Posted on 10/08/2016

Ortiz vs. Takam falls through; Malik Scott Possible as New Opponent for “King Kong” Ortiz​
By: Eric Lunger

​Boxing fans are looking forward to an action-filled November when Manny Pacquiao comes out of retirement to challenge Jessie Vargas for the latter’s WBO welterweight title on November 5; Sergei Kovalev puts several light heavyweight belts on the line against Andre Ward on November 19; and rising star and WBO junior lightweight champion Vasyl Lomachenko takes on Nicholas Walters on November 26.


​However, one fight that may go under the radar in November features Heavyweight Luis “King Kong” Ortiz (25-0, 22KO’s). The Cuban southpaw was set to step into the ring against Carlos Takam (33-1-1, 25 KO’s) of France on November 12 in Monaco, according to a recent report in El Nuevo Herald. However, negotiations failed at a late stage, according to trainer/manager Juan Jimenez. “Takam pulled out late, even though we had the fight set,” Jimenez told boxinginsider.com on Saturday.

​The date and venue are still being retained. “Right now we are looking at Malik Scott,” said Jimenez, but several other fighters remain possible options. Scott, 35, hails from Philadelphia, PA and has a long professional resume (38-2-1, 13 KO’s). He suffered a first round TKO loss to WBC Champion Deontay Wilder in March of 2014, and has been in the ring twice since then, defeating Alex Leapai (30-5-3) and Tony Thompson (40-5), both by unanimous decisions.

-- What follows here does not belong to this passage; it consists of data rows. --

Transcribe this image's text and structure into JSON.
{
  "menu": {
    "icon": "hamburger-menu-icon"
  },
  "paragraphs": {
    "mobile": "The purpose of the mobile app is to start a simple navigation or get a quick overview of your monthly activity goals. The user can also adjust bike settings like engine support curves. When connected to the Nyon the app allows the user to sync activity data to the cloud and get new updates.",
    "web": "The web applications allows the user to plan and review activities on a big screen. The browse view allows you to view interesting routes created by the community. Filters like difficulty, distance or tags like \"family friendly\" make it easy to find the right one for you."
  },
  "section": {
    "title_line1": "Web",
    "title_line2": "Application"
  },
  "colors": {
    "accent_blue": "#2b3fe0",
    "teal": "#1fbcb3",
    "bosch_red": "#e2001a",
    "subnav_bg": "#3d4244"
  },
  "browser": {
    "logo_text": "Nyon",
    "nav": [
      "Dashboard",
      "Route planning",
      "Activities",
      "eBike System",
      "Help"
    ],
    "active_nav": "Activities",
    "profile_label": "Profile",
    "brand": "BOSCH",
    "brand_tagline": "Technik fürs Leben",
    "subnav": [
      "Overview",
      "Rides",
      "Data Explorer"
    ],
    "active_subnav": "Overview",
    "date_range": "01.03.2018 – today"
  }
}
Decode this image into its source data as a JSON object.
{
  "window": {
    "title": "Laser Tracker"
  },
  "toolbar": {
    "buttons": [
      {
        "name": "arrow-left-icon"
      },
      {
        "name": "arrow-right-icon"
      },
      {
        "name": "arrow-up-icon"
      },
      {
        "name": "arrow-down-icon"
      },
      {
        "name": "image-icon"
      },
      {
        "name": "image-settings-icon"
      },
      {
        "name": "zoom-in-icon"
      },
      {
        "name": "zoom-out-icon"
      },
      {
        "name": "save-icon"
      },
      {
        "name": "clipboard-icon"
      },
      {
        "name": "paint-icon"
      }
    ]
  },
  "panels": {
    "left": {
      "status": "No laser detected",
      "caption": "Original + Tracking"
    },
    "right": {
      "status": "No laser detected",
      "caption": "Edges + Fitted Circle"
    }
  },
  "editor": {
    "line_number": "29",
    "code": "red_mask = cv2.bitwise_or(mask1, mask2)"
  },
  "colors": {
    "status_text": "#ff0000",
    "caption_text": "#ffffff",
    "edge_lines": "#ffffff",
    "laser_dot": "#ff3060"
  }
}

​Ortiz’s last outing was also against Tony Thompson in March of this year, and Ortiz stopped Thompson in the sixth after a rather lopsided affair. Ortiz has the extensive technical arsenal typical of a Cuban-trained fighter, but he also has wicked power in his left hand. Dynamic and skillful, “King Kong” Ortiz appeals to the aficionado as well as the casual fight fan. In a month of stellar dates, be sure to keep November 12 on your calendar.